Behind Canadas experience with our existing political institutions lie centuries of political evolution in Britain. Very little of this was the result of conscious political theory. By a process of trial and error, institutions were developed that provided effective government answerable to the people. Two generations ago that history and the achievements of the governments it led to were well known in Canada. They too have passed into oblivion.
It was once understood that our political institutions were a primary part of who we are and an object of pride. In the remaking of Canada, at once aggressive and surreptitious, in the last forty years this understanding has been suppressed. How and why our existing institutions came to be and why thoughtful people in the past defended them is hardly taught in schools and universities.
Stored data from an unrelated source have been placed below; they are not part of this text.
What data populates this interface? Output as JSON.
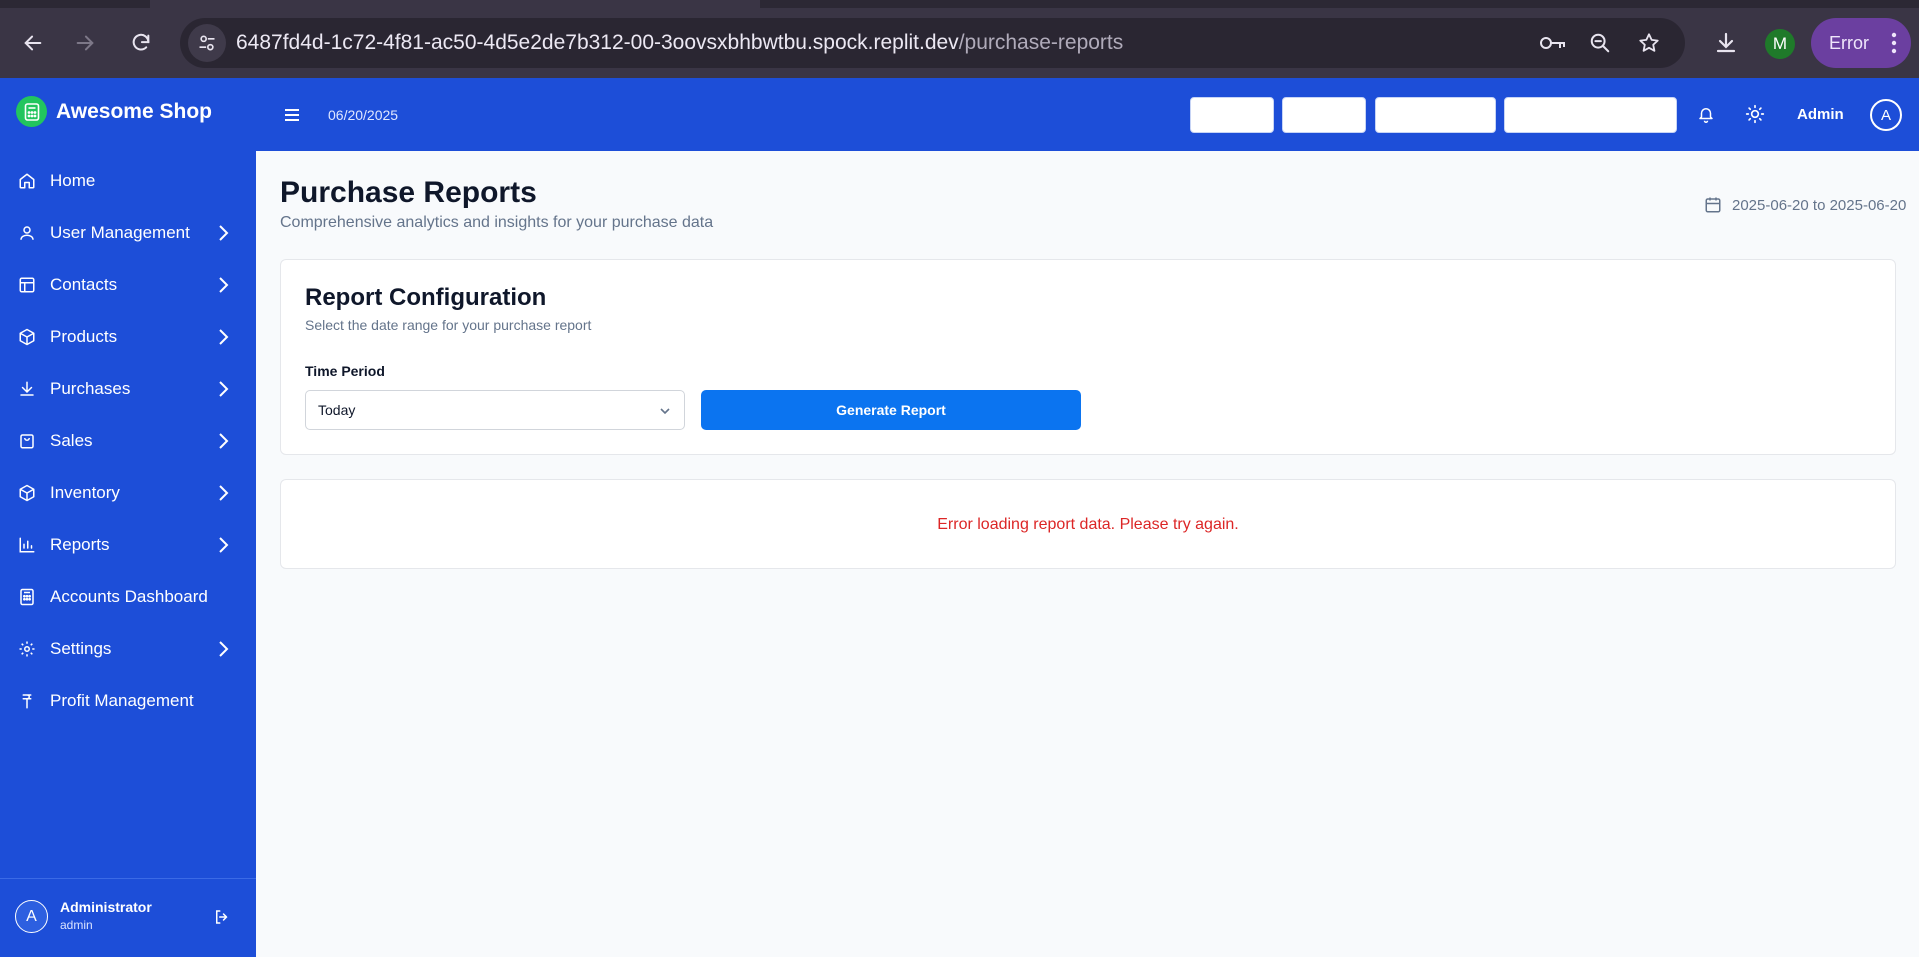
{
  "browser": {
    "url_host": "6487fd4d-1c72-4f81-ac50-4d5e2de7b312-00-3oovsxbhbwtbu.spock.replit.dev",
    "url_path": "/purchase-reports",
    "profile_initial": "M",
    "error_label": "Error"
  },
  "sidebar": {
    "brand": "Awesome Shop",
    "items": [
      {
        "label": "Home",
        "icon": "home-icon",
        "expandable": false
      },
      {
        "label": "User Management",
        "icon": "user-icon",
        "expandable": true
      },
      {
        "label": "Contacts",
        "icon": "table-icon",
        "expandable": true
      },
      {
        "label": "Products",
        "icon": "box-icon",
        "expandable": true
      },
      {
        "label": "Purchases",
        "icon": "download-icon",
        "expandable": true
      },
      {
        "label": "Sales",
        "icon": "shopping-bag-icon",
        "expandable": true
      },
      {
        "label": "Inventory",
        "icon": "box-icon",
        "expandable": true
      },
      {
        "label": "Reports",
        "icon": "bar-chart-icon",
        "expandable": true
      },
      {
        "label": "Accounts Dashboard",
        "icon": "calculator-icon",
        "expandable": false
      },
      {
        "label": "Settings",
        "icon": "gear-icon",
        "expandable": true
      },
      {
        "label": "Profit Management",
        "icon": "currency-icon",
        "expandable": false
      }
    ],
    "user": {
      "initial": "A",
      "name": "Administrator",
      "role": "admin"
    }
  },
  "header": {
    "date": "06/20/2025",
    "admin_label": "Admin",
    "admin_initial": "A"
  },
  "main": {
    "title": "Purchase Reports",
    "subtitle": "Comprehensive analytics and insights for your purchase data",
    "date_range": "2025-06-20 to 2025-06-20",
    "config": {
      "title": "Report Configuration",
      "description": "Select the date range for your purchase report",
      "field_label": "Time Period",
      "selected_period": "Today",
      "generate_label": "Generate Report"
    },
    "error_message": "Error loading report data. Please try again."
  },
  "colors": {
    "sidebar": "#1d4ed8",
    "primary_button": "#0b74f0",
    "error_text": "#dc2626",
    "brand_logo": "#22c55e"
  }
}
When the issue of confidence is raised in the House of Commons it is treated as if it arose from some arcane rule, perhaps medieval, as most things old and not understood are supposed to be. In fact it is perfectly simple and practical. We must have a government, and that government, to govern, must generally be able get its measures, particularly its financial measures, through the House of Commons. It is through the popularly elected House of Commons that practically we choose our government. But the Commons in choosing a government assumes a responsibility to support it, to give it its confidence. If it will not support it, it must either find and support another government in the existing House or be dissolved so that another House of Commons can be elected that will support a government.
Whether a government has the confidence of the Commons is a matter of judgment, easy enough in most cases, when a confidence motion has been won or lost, but not requiring experts to decide, even when it is difficult. It is only because a basic understanding of how our institutions work, and they do work, has been lost that something so simple can seem technical.
With all understanding of our political institutions, and all confidence in and respect for our past gone, our political institutions become vulnerable to any novelty. The constitutional wrangling of the 1980s, whose object was to resolve the problem of Quebec, opened arguments about the Senate and the Supreme Court. They led to nothing. Exhaustion put the constitution off the political agenda for the foreseeable future. But a taste for tinkering with our political institutions remained.
Professional Bias
There is a journalistic bias towards reform. Calls for reform of our political institutions are a staple of the comment pages in the newspapers. Editors like an argument that something is wrong and changes are needed. Every time there has been a Supreme Court vacancy, and often when there has not, articles have been printed calling for some kind of parliamentary confirmation of judicial appointments. Some law professors have got to make the same argument several times. An argument that all is well and no change is needed does not seem to merit space. Only after several arguments for reform have appeared is an argument against reform admitted as a novelty.